As such, the compilation's quite a different proposition from the label's long-running The Array series. On the latter, for every synthy cruise down Ocean Drive there's a slab of bottom-heavy funk or hi-octane glitterball stomper. Here, though, the emphasis is firmly on shimmering analogue synths, computerised vocals and lower tempos, with the only real variation coming in the form of a few excursions into out-and-out pop/rock - see Max Essa's blatant Simple Minds pastiche We Can Run, which proves that somewhere a Breakfast Club fandom is still alive and kicking.
When it works, it works brilliantly. Moon Mood's dreamy Balearic opener Stargazing sounds way cheesy at first, but those synths just keep on building and surging, building and surging until you're sucked in, like when a stand-up keeps on repeating the same line until you're laughing in spite of yourself. Ilija Rudman's Twenty Questions brings some very welcome Zapp-y squelch to the party, while Sare Havlicek's closing Magnetic Past is a chance to live - for 5 minutes and 18 seconds - in that sparkling future we were promised back in 1982, where we'd all be rollerskating around in silver jumpsuits, watching pop videos on our wrist-mounted TVs, and washing down our daily nutrition pills with gallons of Quattro. And as for Disco Doubles' Poseidon... if you've ever taken a punt on a charity shop early 80s disco album purely on the basis of the ludicrous space uniforms and hi-top fades on the cover, only to be disappointed by the music contained therein, then fear not - the gloriously OTT baroque space disco epic you were looking for is right here, Sweet Tee-via-Betty Boo rap and all.

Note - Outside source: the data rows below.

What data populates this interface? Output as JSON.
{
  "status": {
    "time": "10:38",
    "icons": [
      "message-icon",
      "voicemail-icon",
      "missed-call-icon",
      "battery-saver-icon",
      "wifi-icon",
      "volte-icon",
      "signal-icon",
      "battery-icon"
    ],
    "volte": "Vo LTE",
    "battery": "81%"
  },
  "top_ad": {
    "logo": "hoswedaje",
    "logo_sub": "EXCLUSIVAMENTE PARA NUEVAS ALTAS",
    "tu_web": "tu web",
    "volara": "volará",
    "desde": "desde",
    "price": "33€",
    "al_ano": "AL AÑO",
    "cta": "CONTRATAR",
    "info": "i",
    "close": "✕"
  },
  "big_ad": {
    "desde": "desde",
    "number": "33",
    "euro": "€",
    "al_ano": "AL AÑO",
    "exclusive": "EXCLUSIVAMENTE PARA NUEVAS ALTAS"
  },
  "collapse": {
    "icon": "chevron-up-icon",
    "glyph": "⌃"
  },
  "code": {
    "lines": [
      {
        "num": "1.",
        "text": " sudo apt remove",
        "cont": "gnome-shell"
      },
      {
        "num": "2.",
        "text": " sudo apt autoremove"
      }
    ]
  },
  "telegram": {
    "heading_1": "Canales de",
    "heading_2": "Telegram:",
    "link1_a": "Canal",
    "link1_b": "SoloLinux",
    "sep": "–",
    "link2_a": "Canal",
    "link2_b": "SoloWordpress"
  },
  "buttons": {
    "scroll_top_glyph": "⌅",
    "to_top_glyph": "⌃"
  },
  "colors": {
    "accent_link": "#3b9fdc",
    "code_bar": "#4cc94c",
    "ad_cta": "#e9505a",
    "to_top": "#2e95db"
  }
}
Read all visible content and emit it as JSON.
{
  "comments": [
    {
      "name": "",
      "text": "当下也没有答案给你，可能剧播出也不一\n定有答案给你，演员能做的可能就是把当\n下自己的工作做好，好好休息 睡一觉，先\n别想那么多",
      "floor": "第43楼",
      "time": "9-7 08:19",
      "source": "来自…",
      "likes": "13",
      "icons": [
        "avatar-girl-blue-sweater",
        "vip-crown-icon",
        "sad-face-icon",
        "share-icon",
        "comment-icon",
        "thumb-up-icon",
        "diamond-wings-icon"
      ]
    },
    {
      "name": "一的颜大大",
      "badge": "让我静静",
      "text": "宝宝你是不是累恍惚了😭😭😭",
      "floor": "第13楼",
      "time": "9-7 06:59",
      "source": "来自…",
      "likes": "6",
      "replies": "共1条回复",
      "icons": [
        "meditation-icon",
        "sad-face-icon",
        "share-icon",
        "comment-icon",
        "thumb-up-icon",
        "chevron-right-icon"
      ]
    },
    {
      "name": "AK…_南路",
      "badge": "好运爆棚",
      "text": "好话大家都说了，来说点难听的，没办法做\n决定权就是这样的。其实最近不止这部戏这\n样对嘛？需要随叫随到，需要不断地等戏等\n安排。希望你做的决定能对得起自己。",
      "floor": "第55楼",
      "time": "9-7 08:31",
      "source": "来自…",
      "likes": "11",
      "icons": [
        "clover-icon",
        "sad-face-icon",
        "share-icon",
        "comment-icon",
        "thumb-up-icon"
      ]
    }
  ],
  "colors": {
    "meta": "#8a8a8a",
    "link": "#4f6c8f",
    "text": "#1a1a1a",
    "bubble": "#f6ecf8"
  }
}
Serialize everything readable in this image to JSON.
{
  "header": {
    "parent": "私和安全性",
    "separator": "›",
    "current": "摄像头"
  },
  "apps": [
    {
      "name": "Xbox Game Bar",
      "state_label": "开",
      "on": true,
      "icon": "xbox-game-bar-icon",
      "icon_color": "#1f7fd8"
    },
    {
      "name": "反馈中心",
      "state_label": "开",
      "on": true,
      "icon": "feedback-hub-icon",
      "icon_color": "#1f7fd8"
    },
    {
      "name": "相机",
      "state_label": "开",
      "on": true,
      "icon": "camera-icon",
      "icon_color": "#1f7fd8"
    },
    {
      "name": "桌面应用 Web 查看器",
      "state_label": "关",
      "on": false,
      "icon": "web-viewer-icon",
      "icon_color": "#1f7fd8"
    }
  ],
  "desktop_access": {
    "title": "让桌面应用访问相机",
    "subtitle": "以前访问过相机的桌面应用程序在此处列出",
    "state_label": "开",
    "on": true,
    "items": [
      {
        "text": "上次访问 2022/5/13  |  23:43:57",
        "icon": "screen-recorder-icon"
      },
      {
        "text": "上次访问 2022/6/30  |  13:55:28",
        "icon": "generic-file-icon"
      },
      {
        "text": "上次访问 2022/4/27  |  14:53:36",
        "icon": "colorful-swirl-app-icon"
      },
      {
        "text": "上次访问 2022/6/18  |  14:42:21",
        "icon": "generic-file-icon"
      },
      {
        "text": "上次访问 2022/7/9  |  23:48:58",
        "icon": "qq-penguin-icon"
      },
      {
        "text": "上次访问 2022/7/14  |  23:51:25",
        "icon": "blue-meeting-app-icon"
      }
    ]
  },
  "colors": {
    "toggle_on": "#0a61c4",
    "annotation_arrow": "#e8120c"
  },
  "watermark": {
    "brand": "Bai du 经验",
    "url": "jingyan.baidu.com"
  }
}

Trouble is, when it doesn't work quite so well, what you're left with is merely a faithful (and admittedly very competent) homage to the sounds an era that many weren't that in love with the first time around. So the question here isn't really, what do I or any other reviewer think of this album, so much as, what did YOU think of the 80s? If the decade conjures nothing but good memories for you, then you're going to love this. But if remembering the likes of Falco, FR David and Our Daughter's Wedding makes you shudder, you might be better off with one of the Array comps instead.